Hacker News new | ask | show | jobs
by ben509 2722 days ago
It's wrong to claim indexes are "for" numbers and ASCII. They're for names of things, and names fill in the propositions the relational model is built on.

If you're using surrogate keys for everything, it means your tools are broken or you don't trust them. It may be the least worst available option to plaster over them, but you shouldn't accept that as a best practice.

> For strings that have encodings and locales, you likely need a full-text index, provided by your DB or by something like Solr / ElasticSearch.

Really, a reverse index, which, as its name implies, does the opposite of what you want if you're trying to index something.
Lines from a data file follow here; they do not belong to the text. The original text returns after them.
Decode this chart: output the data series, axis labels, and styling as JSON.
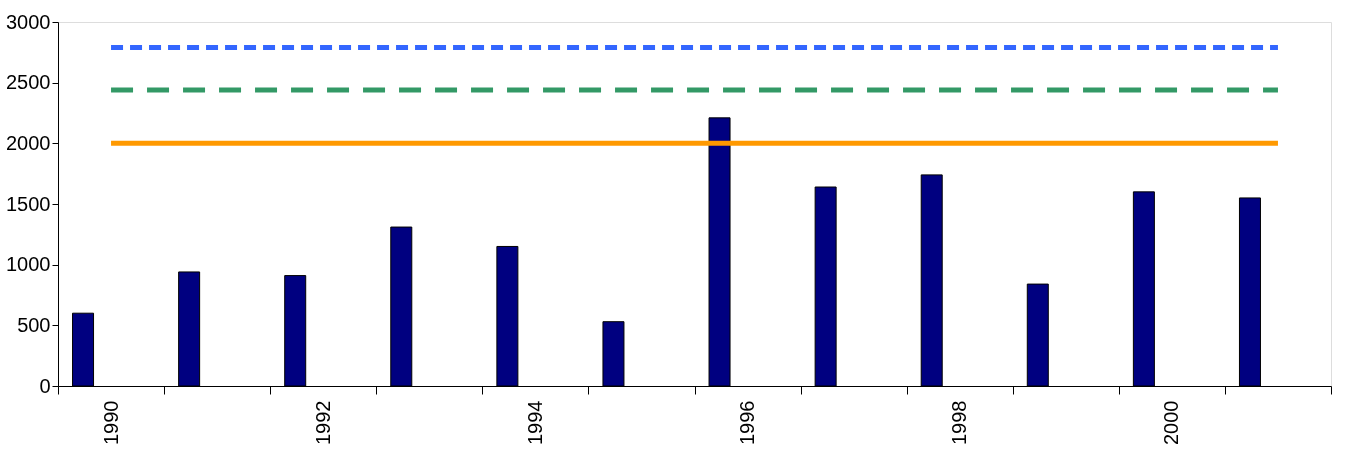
{
  "chart_data": {
    "type": "bar",
    "categories": [
      "1990",
      null,
      "1992",
      null,
      "1994",
      null,
      "1996",
      null,
      "1998",
      null,
      "2000",
      null
    ],
    "series": [
      {
        "color": "#000080",
        "values": [
          600,
          940,
          910,
          1310,
          1150,
          530,
          2210,
          1640,
          1740,
          840,
          1600,
          1550
        ]
      },
      {
        "type": "line",
        "color": "#3366ff",
        "line_style": "dotted",
        "values": [
          2790,
          2790,
          2790,
          2790,
          2790,
          2790,
          2790,
          2790,
          2790,
          2790,
          2790,
          2790
        ]
      },
      {
        "type": "line",
        "color": "#339966",
        "line_style": "dashed",
        "values": [
          2440,
          2440,
          2440,
          2440,
          2440,
          2440,
          2440,
          2440,
          2440,
          2440,
          2440,
          2440
        ]
      },
      {
        "type": "line",
        "color": "#ff9900",
        "line_style": "solid",
        "values": [
          2000,
          2000,
          2000,
          2000,
          2000,
          2000,
          2000,
          2000,
          2000,
          2000,
          2000,
          2000
        ]
      }
    ],
    "ylim": [
      0,
      3000
    ],
    "yticks": [
      0,
      500,
      1000,
      1500,
      2000,
      2500,
      3000
    ],
    "grid": false
  }
}
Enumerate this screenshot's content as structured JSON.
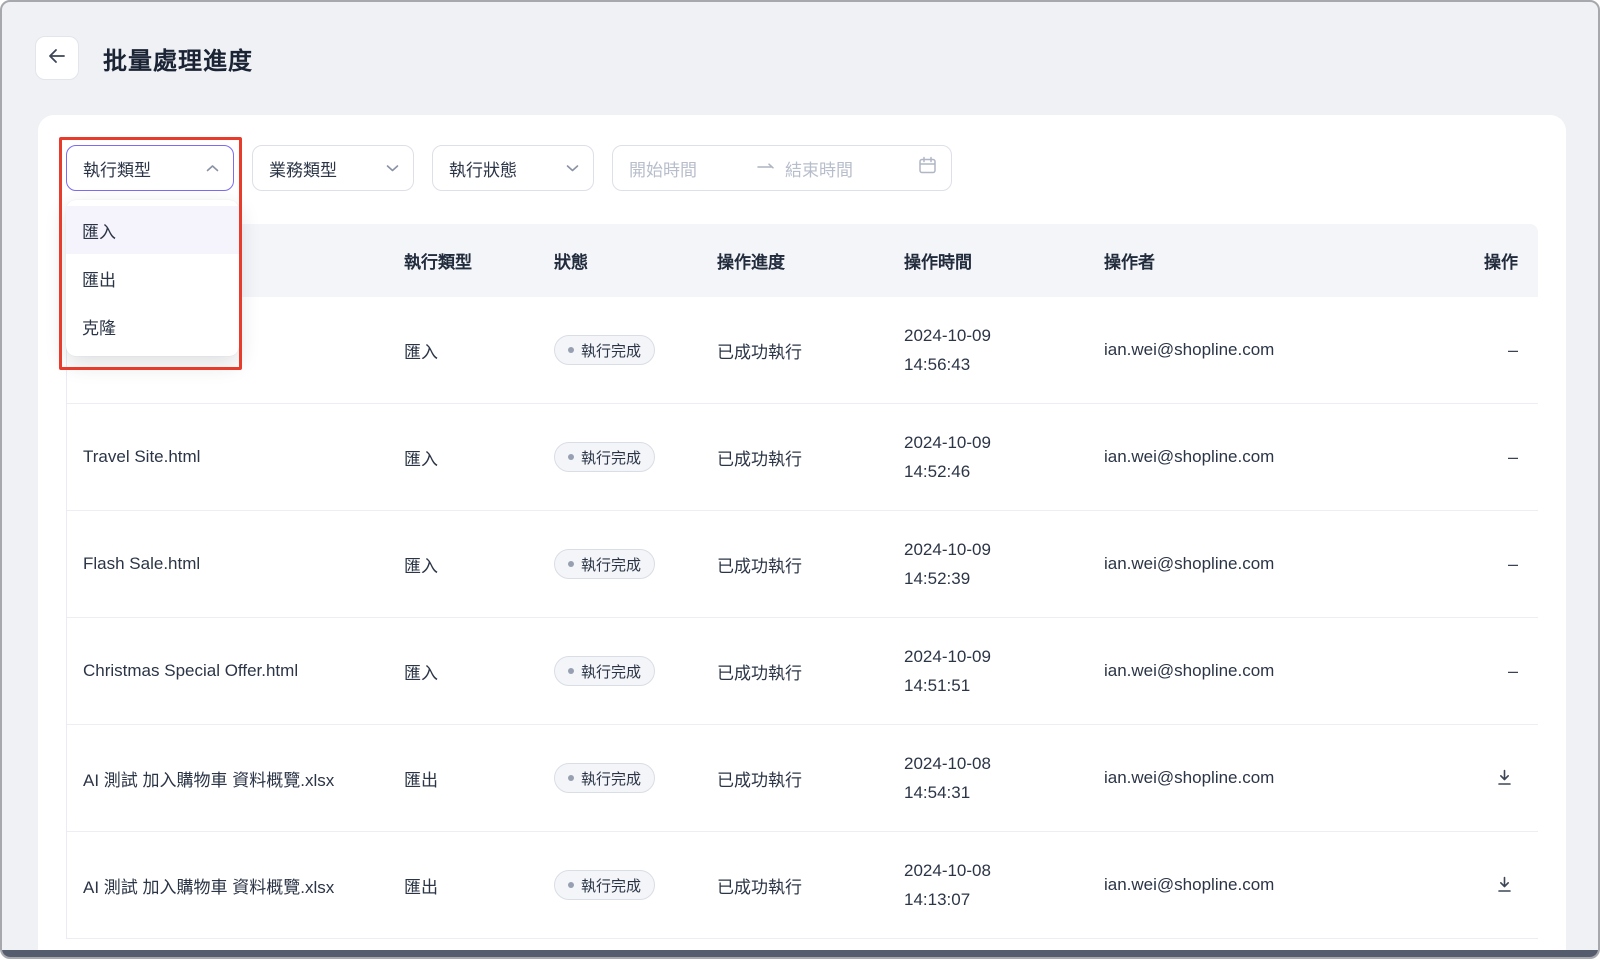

Those products "work" by doing text preprocessing (stemming and such), which anyone can do, and then they toss a bunch of garbage back and let the user sort through it.

That doesn't solve the problem a database index is trying to address.

1 comments

Indexes are not "for", they will happily index anything. But they are "best used for" certain things.

Tools are not broken; reality is. So you have to work around assumptions that are pertinent to blind usage of technology.

You need to think how to use a tool (such as a Unicode-capable DB text type) to get a correct result. And first you need to understand what constitutes the correct result. Else you may end up with strings that are equally correct and nominally equal, but bytewise different, so search by index fails.

So in summary it's a hard problem and requires some smarts to get right? Then we agree.

Retreating to ASCII is not the answer, and "full text search engines" don't even solve the same class of problem, such as say paginating a list of local towns by name.